We will find the solution of the dispersion equation (4) inside frequency interval in which the effective permeability \(\mu _{2}(f)<0.\) It should be noted that there are only the solutions for the dispersion equation for TE-polarization in this frequency interval but not for TM-polarization. There is a dependence on wavelength versus frequency for this wave mode in the Fig. 1. In the Fig. 2 we present the results of calculations of the normalised by speed of light both phase and group velocities versus wave frequency. As we can see, this wave is forward because the directions of the phase velocity and the group velocity coincide. The phase velocity decrease monotonically from c to 0.3c with increasing frequency. In similar manner the group velocity change from 0.35c to 0.05c in the frequency band under consideration. As demonstrated in Fig. 3, the ratio of the penetration depths \(L_{j}=1/\kappa _{j}\) into the mu-negative medium and into vacuum are depending on the frequency differently. The values of these two penetration depths are very close at final frequencies \(f\le 4.7\) GHz of the considered interval, so that \(\mu _{2}(f)\le -1.\)

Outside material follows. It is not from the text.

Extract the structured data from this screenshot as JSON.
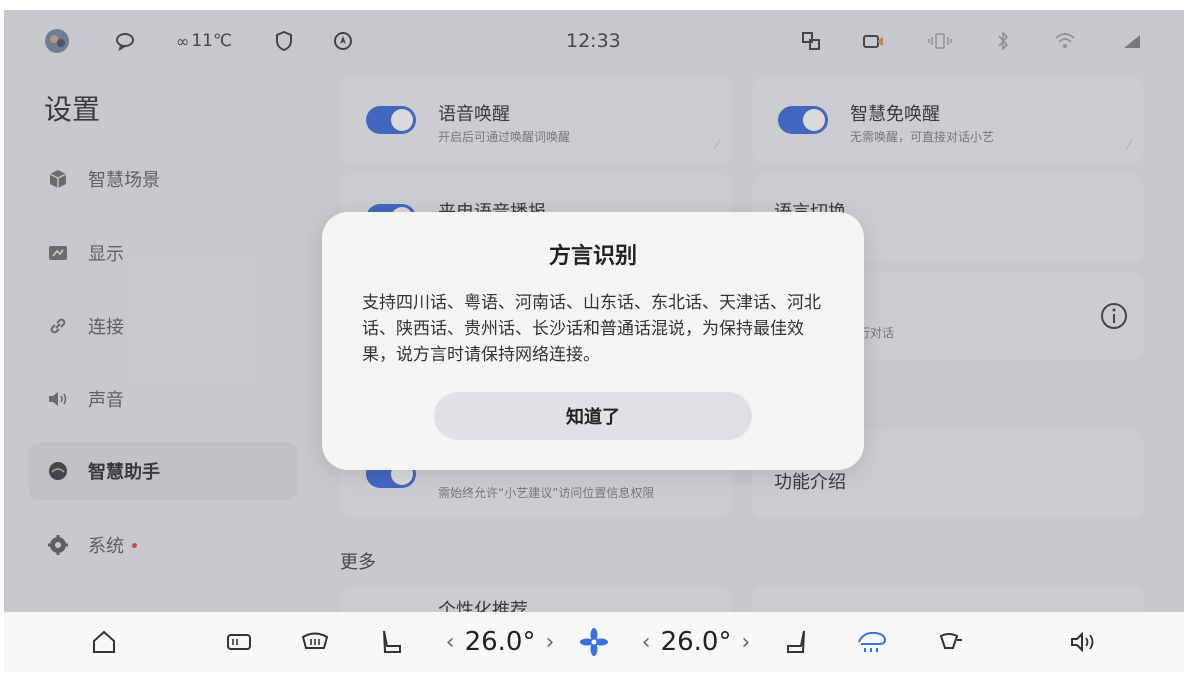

With decreasing frequency, the penetration depth into the mu-negative medium slightly varies from 0.1 to 0.5 cm, but the penetration depth into vacuum increases up to 10 cm. The amplitudes of wave fields have accordingly similar dependencies versus distance from the boundary at high frequencies ( \(f\le 4.7\) GHz).

Fig. 1

The wavelength versus wave frequency for TE surface mode

Fig. 2

The normalised phase and group velocities versus wave frequency

Fig. 3

The wave fields penetration depth into the mu-negative medium and into vacuum versus wave frequency

Fig. 4

The distribution of the amplitude of transverse electric wave field \(E_{y}\) in vacuum \((x<0)\) and metamaterial \((x>0)\) at the 4.672 GHz

Fig. 5

The distribution of the amplitude of transverse electric wave field \(E_{y}\) in vacuum \((x<0)\) and metamaterial \((x>0)\) at the 4.126 GHz

This gives rise symmetric (with respect to the boundary) distribution of the amplitude of wave fields in the metamaterial and in vacuum (for the wave frequency 4.672 GHz see Fig. 4). But at lower frequency (4.126 GHz) distribution of the amplitude of wave fields is highly asymmetric: in vacuum the wave amplitude decreases weakly with distance from the boundary (Fig. 5). This variability will allow you to apply this wave mode in different situations, depending on the goal.

3 Conclusions

In this paper, we have found that the interface between mu-negative media and vacuum (or air) can sustain the surface electromagnetic waves. This eigenmode has TE-polarisation, the phase and group velocities that are unidirectional with absolute values less then speed of light. The robust features of this wave mode inspire its practical usage. Possible applications of this mode are wide: control of the movement of charged particles, signal processing and transmission, surface diagnostics, and many others.